How to avoid three common profit mistakes

What exactly is profit in a business? This article shows you how to avoid three common profit mistakes that can seriously affect the success of your business.

  1. Sales are NOT profit

    The biggest beginner mistake is assuming that sales are profit.

    People new to business can easily confuse sales with profit, but there is a very clear distinction between them. As the saying goes, 'sales are vanity, profit is sanity'.

    Let's assume sales are going well in your new business. You're in a happy mood because you have all that profit coming in. Except it may not be profit...

    Your profit is actually what is left after ALL your costs have been deducted from sales.

    If you haven't calculated your selling prices correctly, the danger is that your business might seem to be thriving when it is in fact operating at a loss, or at very little profit.

    It does happen.

    The main point here is: NEVER set a selling price or tender a price for a job until you know ALL the costs involved.

    There are two types of business costs. First are the variable costs. These are direct costs of production that vary with sales levels. They include the cost of raw materials or stock, and the direct labor costs of producing the goods or supplying a service.

    Second, all businesses have fixed costs, also called overheads. However much or little you sell each month, you must pay relatively fixed costs such as rent or mortgage, phones and Internet, utilities, vehicles, loans and leases, and other office costs. You need to include these costs, or at least a percentage of them, in your pricing.

    When you start a business, it's important to get your pricing and job costing checked by an experienced accountant or financial adviser, because they may well identify costs that you have overlooked.

    Only when you know all your costs can you start selling with the confidence that your prices are profitable.

  2. Markup is NOT profit margin

    Once you have calculated all your costs, you must include the profit margin you need to sustain the business. This leads on to the second profit mistake.

    Many business owners assume that if they intend to make, say, a 20% profit, they can simply add 20% on to the cost-price of a product or service. So if the item or service costs them $100, they add on 20%, making the selling price $120. They assume this will give them their desired profit margin of 20%.

    Wrong.

    Markup is not the same as profit margin.

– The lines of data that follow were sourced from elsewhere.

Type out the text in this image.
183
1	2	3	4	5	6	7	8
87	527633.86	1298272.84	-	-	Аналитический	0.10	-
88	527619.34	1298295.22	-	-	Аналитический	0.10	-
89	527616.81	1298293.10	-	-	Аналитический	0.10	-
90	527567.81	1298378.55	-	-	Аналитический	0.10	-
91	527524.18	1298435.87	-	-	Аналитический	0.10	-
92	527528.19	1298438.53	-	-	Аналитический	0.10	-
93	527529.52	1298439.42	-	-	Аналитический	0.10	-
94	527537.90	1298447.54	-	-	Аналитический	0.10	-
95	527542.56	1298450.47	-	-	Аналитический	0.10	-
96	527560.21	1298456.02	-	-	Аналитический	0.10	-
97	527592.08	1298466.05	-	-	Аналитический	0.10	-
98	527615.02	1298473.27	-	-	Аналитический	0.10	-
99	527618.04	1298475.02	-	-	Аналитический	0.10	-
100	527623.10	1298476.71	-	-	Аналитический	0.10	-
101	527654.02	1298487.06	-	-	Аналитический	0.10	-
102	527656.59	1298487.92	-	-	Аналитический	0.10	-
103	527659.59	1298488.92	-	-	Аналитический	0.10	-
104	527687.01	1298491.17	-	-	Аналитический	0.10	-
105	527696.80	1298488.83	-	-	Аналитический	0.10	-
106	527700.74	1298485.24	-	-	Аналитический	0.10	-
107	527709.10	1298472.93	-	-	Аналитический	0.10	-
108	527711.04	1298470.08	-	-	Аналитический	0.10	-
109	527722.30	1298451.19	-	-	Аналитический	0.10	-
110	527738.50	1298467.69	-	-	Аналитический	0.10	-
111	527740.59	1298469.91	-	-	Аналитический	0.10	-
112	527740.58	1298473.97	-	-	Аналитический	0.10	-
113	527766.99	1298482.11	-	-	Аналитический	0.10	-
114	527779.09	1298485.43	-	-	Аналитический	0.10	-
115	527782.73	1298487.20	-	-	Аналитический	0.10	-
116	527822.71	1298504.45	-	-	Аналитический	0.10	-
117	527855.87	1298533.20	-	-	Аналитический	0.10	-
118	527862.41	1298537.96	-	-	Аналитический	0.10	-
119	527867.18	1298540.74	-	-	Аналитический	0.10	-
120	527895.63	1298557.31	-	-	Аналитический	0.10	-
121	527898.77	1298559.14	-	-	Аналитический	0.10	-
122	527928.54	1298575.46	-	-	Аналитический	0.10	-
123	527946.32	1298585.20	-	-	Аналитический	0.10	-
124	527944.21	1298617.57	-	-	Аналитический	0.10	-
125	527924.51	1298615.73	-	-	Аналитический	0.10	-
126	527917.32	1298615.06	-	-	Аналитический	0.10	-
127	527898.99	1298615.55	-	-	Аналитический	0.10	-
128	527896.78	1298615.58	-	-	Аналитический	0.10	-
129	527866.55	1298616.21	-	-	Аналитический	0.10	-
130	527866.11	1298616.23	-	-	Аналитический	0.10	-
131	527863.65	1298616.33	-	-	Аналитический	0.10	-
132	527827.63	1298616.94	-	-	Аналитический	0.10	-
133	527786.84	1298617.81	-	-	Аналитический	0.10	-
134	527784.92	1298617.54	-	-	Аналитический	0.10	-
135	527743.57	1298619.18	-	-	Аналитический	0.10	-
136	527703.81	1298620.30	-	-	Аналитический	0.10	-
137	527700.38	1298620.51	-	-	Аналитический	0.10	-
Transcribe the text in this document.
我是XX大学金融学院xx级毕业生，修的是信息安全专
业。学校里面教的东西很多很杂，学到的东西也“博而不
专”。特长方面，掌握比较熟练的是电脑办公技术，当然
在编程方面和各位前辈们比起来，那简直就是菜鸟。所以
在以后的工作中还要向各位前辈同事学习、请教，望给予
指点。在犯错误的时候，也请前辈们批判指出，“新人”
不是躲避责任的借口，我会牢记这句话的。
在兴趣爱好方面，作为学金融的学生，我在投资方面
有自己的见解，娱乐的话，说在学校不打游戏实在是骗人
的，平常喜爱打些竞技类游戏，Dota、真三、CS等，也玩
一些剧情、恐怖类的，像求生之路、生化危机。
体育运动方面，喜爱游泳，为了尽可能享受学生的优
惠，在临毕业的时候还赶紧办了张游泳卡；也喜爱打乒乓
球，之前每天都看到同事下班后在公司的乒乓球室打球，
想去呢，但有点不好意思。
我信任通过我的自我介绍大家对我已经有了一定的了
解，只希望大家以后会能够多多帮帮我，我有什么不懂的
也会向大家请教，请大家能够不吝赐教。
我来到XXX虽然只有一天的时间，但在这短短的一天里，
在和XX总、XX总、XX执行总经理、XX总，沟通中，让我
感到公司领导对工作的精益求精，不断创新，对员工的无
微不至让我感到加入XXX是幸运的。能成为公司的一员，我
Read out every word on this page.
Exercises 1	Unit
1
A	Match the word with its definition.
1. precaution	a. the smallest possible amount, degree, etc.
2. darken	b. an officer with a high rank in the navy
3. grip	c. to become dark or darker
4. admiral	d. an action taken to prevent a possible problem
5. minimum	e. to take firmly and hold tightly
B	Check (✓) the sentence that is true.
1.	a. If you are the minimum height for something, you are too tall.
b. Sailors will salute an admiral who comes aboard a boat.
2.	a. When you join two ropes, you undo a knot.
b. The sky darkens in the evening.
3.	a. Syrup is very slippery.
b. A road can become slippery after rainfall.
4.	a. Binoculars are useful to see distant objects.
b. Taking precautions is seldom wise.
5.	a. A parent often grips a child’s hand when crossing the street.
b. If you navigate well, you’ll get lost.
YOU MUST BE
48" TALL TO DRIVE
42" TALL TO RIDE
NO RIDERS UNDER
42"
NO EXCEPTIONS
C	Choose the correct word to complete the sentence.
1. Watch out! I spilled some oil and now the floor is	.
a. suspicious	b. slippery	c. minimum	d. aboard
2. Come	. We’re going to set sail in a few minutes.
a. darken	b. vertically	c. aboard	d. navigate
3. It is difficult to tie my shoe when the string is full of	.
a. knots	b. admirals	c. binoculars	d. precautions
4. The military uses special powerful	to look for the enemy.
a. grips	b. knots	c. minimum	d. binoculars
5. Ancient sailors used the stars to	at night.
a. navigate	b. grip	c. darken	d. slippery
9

In this case, the owner may assume the business is making a 20% profit, but the profit on the actual sales price is only 16.67%.
    You can use this formula to work out profit margin:

    Price - Cost
    Price x 100

    In this example, 120 – 100 is 20, divided by 120 and multiplied by 100 (for a percentage), resulting in an actual profit margin of16.67%.

    So while the owner assumes the business is making 20% on all sales, the selling price is actually giving away 3.3% of the expected profit.

    The gap between markup and profit margin keeps widening as required margins get higher. If you want to make a 50% profit margin on an item that costs $100, the correct selling price would have to be $200, since 50% of $200 is $100.

    If you had instead simply added a 50% markup to the cost price of $100, the selling price would have been set at $150. Apply the formula above, and the profit margin works out to be only 33.3%. The mistake of using markup to achieve your desired 'profit margin' would have meant giving away nearly 17% of profit margin. You can see how dangerous this mistake can be to a business.

    The point is to check your profit margins are really what you want them to be. Decide what minimum acceptable profit margin you need to sustain your business, and then get help if necessary from your financial adviser to check that your selling price will actually deliver the required profit margin.

  3. Profit is NOT your salary

    Many new business owners assume any surplus profit is what they should take out of the business as their salary. But profit has other purposes than providing a salary.

    Your salary should instead be included as part of business costs, so profit more accurately becomes any surplus money left over after you have taken your salary and paid all other costs (including tax).

    All businesses need profit and its purpose is to sustain and grow your business.

    Of course it may take some time for a start-up business to reach the break-even point and start making a profit. During this time you may not be able to draw much money from the business. Being thrifty during this period is a common necessity for start-up owners.

    But in the medium to long term, you need to aim for a salary that is at least in line with what you could earn elsewhere as an employee – and preferably better. Otherwise, what is the point of all the risk and hard work in starting a business?

    You also need to aim to make enough profit to continue growing your business and renewing the assets that help it produce the wealth. Your advisers can help you work out a sustainable profit level for your business, and this should be reflected in your pricing.